The Minister reported that while ₹40,000 crore worth of NH projects have already been completed in the state, another ₹70,000 crore worth are under implementation, with fresh proposals worth ₹75,000 crore in the pipeline. Gadkari also affirmed that Jharkhand’s 19 aspirational districts are now connected to the national highway network—a significant shift from 2014, when the state had merely 2,600 km of national highways compared to 4,470 km today.
Among the key upcoming projects is the Varanasi–Ranchi–Kolkata greenfield corridor, pegged at ₹36,000 crore, which is expected to be completed by March 2028. In parallel, a ₹12,800 crore Ranchi–Varanasi economic corridor is slated for completion by January 2028, while the six-lane Delhi–Kolkata corridor, worth ₹31,700 crore, is expected to be ready by June 2026.

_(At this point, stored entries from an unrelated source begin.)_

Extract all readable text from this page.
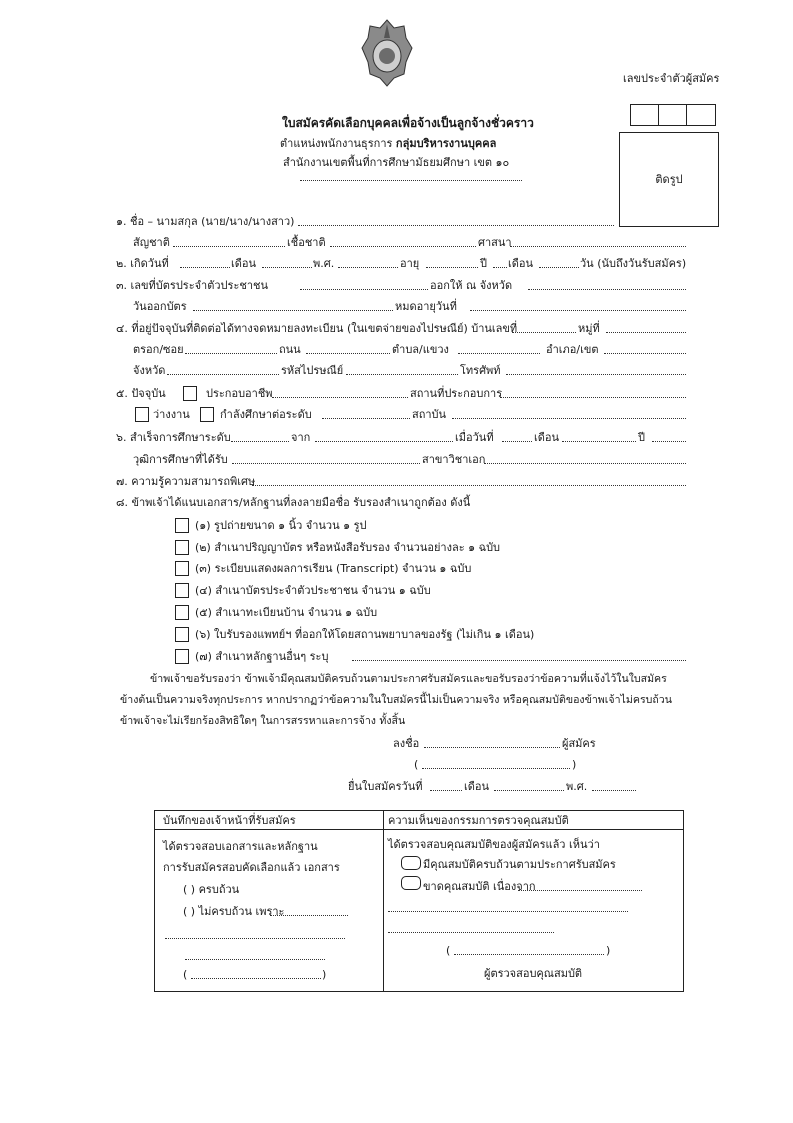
เลขประจำตัวผู้สมัคร
ใบสมัครคัดเลือกบุคคลเพื่อจ้างเป็นลูกจ้างชั่วคราว
ตำแหน่งพนักงานธุรการ กลุ่มบริหารงานบุคคล
สำนักงานเขตพื้นที่การศึกษามัธยมศึกษา เขต ๑๐
ติดรูป
๑. ชื่อ – นามสกุล (นาย/นาง/นางสาว)
สัญชาติ	เชื้อชาติ	ศาสนา
๒. เกิดวันที่	เดือน	พ.ศ.	อายุ	ปี เดือน	วัน (นับถึงวันรับสมัคร)
๓. เลขที่บัตรประจำตัวประชาชน	ออกให้ ณ จังหวัด
วันออกบัตร	หมดอายุวันที่
๔. ที่อยู่ปัจจุบันที่ติดต่อได้ทางจดหมายลงทะเบียน (ในเขตจ่ายของไปรษณีย์) บ้านเลขที่	หมู่ที่
ตรอก/ซอย	ถนน	ตำบล/แขวง	อำเภอ/เขต
จังหวัด	รหัสไปรษณีย์	โทรศัพท์
๕. ปัจจุบัน	ประกอบอาชีพ	สถานที่ประกอบการ
ว่างงาน	กำลังศึกษาต่อระดับ	สถาบัน
๖. สำเร็จการศึกษาระดับ	จาก	เมื่อวันที่	เดือน	ปี
วุฒิการศึกษาที่ได้รับ	สาขาวิชาเอก
๗. ความรู้ความสามารถพิเศษ
๘. ข้าพเจ้าได้แนบเอกสาร/หลักฐานที่ลงลายมือชื่อ รับรองสำเนาถูกต้อง ดังนี้
(๑) รูปถ่ายขนาด ๑ นิ้ว จำนวน ๑ รูป
(๒) สำเนาปริญญาบัตร หรือหนังสือรับรอง จำนวนอย่างละ ๑ ฉบับ
(๓) ระเบียบแสดงผลการเรียน (Transcript) จำนวน ๑ ฉบับ
(๔) สำเนาบัตรประจำตัวประชาชน จำนวน ๑ ฉบับ
(๕) สำเนาทะเบียนบ้าน จำนวน ๑ ฉบับ
(๖) ใบรับรองแพทย์ฯ ที่ออกให้โดยสถานพยาบาลของรัฐ (ไม่เกิน ๑ เดือน)
(๗) สำเนาหลักฐานอื่นๆ ระบุ
ข้าพเจ้าขอรับรองว่า ข้าพเจ้ามีคุณสมบัติครบถ้วนตามประกาศรับสมัครและขอรับรองว่าข้อความที่แจ้งไว้ในใบสมัคร
ข้างต้นเป็นความจริงทุกประการ หากปรากฏว่าข้อความในใบสมัครนี้ไม่เป็นความจริง หรือคุณสมบัติของข้าพเจ้าไม่ครบถ้วน
ข้าพเจ้าจะไม่เรียกร้องสิทธิใดๆ ในการสรรหาและการจ้าง ทั้งสิ้น
ลงชื่อ	ผู้สมัคร
(	)
ยื่นใบสมัครวันที่	เดือน	พ.ศ.
บันทึกของเจ้าหน้าที่รับสมัคร
ได้ตรวจสอบเอกสารและหลักฐาน
การรับสมัครสอบคัดเลือกแล้ว เอกสาร
( ) ครบถ้วน
( ) ไม่ครบถ้วน เพราะ
(	)
ความเห็นของกรรมการตรวจคุณสมบัติ
ได้ตรวจสอบคุณสมบัติของผู้สมัครแล้ว เห็นว่า
มีคุณสมบัติครบถ้วนตามประกาศรับสมัคร
ขาดคุณสมบัติ เนื่องจาก
(	)
ผู้ตรวจสอบคุณสมบัติ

The minister also urged the Jharkhand government to expedite land acquisition, forest clearances, and other pending approvals. Subtly alluding to the Hemant Soren-led administration’s “populist impulses,” Gadkari reminded the audience that “good governance must not be held hostage to bureaucratic inertia.”
Following the event, the minister was scheduled to travel to Ranchi. However, adverse weather conditions forced his flight to be diverted mid-air to Gaya airport in Bihar, where he was grounded for approximately 40 minutes. Officials at the airport confirmed that visibility in Ranchi was dangerously low due to heavy rainfall and cloud cover. A separate aircraft was arranged from Ranchi to complete his onward journey.